Dava tarihinde yürürlükte bulunan 6100 sayılı Hukuk Muhakemeleri Kanununun, ikinci bölümünün üst başlığı “ Yargılamaya Hakim Olan İlkeler “ dir. 24. maddesinde “ Tasarruf ilkesi” düzenlenmiş, maddenin ilk fıkrasında, hakimin iki taraftan birinin talebi olmaksızın kendiliğinden bir davayı incelemeyeceği ve karara bağlayamayacağı ifade edilmiştir. 26. maddede ise, “ Taleple bağlılık ilkesi “, hakimim, tarafların talep sonuçları İle bağlı olduğu, ondan fazlasına veya başka bir şeye karar veremeyeceği, duruma göre talep sonucundan azına karar verebileceği, ikinci fıkrada ise, hakimin tarafların talepleri ile bağlı olmadığına dair kanun hükümlerinin saklı olduğuna yer verilmiştir. Hakim, davacının talebi ile bağlı olup, bu talepten fazlasına karar veremez. Diğer yandan, aynı yasanın 141. maddesinde, “ iddia ve savunmanın genişletilmesi veya değiştirilmesi “ ne yer verilmiş, maddede, ön inceleme aşamasının tamamlanmasından sonra iddia veya savunmanın genişletiletilemeyeceği yahut değiştirilemeyeceği, iddia ve savunmanın genişletilip değiştirilmesi konusunda ıslah ve karşı tarafın açık muvafakatı hükümlerinin saklı olduğu belirtilmiştir.

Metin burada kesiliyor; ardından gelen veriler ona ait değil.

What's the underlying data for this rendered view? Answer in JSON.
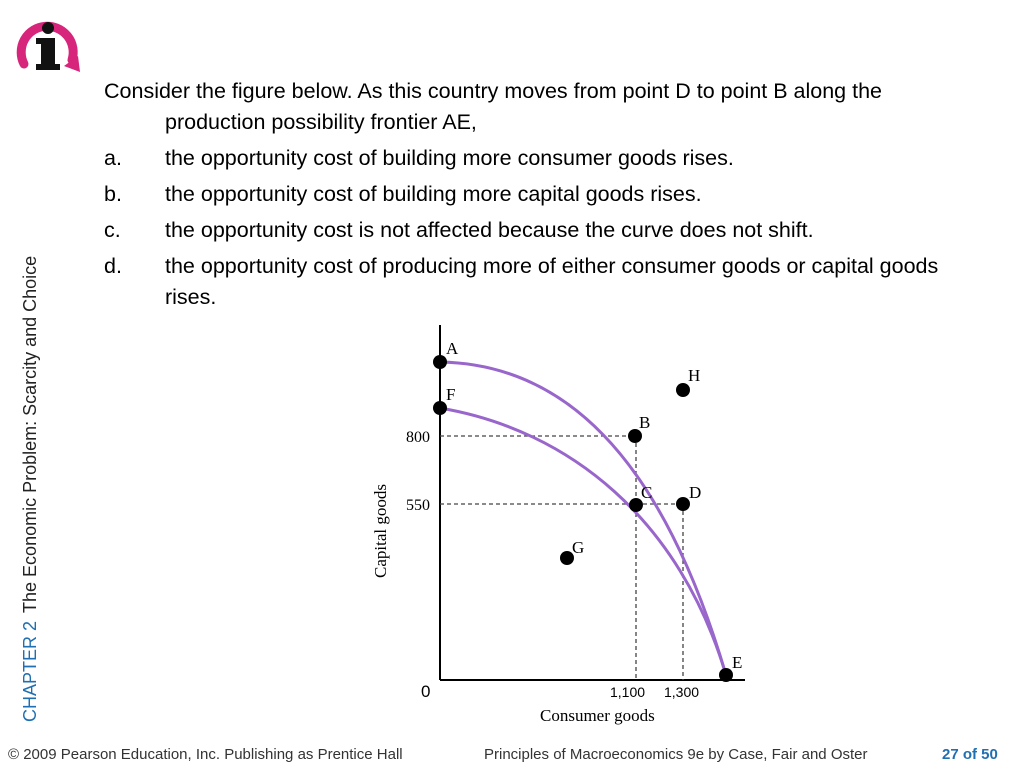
{
  "sidebar": {
    "chapter": "CHAPTER 2",
    "title": "The Economic Problem:  Scarcity and Choice"
  },
  "question": {
    "stem": "Consider the figure below.  As this country moves from point D to point B along the production possibility frontier AE,",
    "options": [
      {
        "letter": "a.",
        "text": "the opportunity cost of building more consumer goods rises."
      },
      {
        "letter": "b.",
        "text": "the opportunity cost of building more capital goods rises."
      },
      {
        "letter": "c.",
        "text": "the opportunity cost is not affected because the curve does not shift."
      },
      {
        "letter": "d.",
        "text": "the opportunity cost of producing more of either consumer goods or capital goods rises."
      }
    ]
  },
  "chart_data": {
    "type": "line",
    "xlabel": "Consumer goods",
    "ylabel": "Capital goods",
    "origin_label": "0",
    "x_ticks": [
      "1,100",
      "1,300"
    ],
    "y_ticks": [
      "800",
      "550"
    ],
    "series": [
      {
        "label_start": "A",
        "label_end": "E",
        "color": "#9966cc"
      },
      {
        "label_start": "F",
        "label_end": "E",
        "color": "#9966cc"
      }
    ],
    "points": [
      {
        "label": "A"
      },
      {
        "label": "F"
      },
      {
        "label": "B",
        "x": 1100,
        "y": 800
      },
      {
        "label": "C",
        "x": 1100,
        "y": 550
      },
      {
        "label": "D",
        "x": 1300,
        "y": 550
      },
      {
        "label": "E"
      },
      {
        "label": "G"
      },
      {
        "label": "H"
      }
    ]
  },
  "footer": {
    "copyright": "© 2009 Pearson Education, Inc. Publishing as Prentice Hall",
    "book": "Principles of Macroeconomics 9e by Case, Fair and Oster",
    "page": "27 of 50"
  },
  "colors": {
    "accent_blue": "#1f6fb2",
    "curve": "#9966cc",
    "logo": "#d6257b"
  }
}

Somut olayda, usul kurallarına aykırı olarak, davacı tarafça, iddia değiştirilip, genişletilmiş ve mahkemece taleple bağlılık ilkesi uyarınca talepten farklı bir şeye karar verilmiştir.
Kabul şekline göre ise, dava konusu teminat mektubunun yargılama aşamasında süresinin dolmuş olduğu hususu üzerinde durulmaması ve ayrıca, menfi tespit davasınına karar verilmiş olmasına rağmen, teminat mektubu ile ilgili, sözleşme ve eklerinin değerlendirilmemiş olması da yerinde değildir. Yine mahkeme hükmünde, davacı yararına verilen vekalet ücret miktarının hükümde gösterilmemiş olması, HMK 323 vd maddelerde düzenleme yeri bulunan, yargılama giderlerine ilişkin düzenleme ile birlikte aynı yasanın 297/1- ç bendindeki, hükmün kapsamına yargılama giderlerininde dahil olduğuna dair düzenlemelere uygun değildir.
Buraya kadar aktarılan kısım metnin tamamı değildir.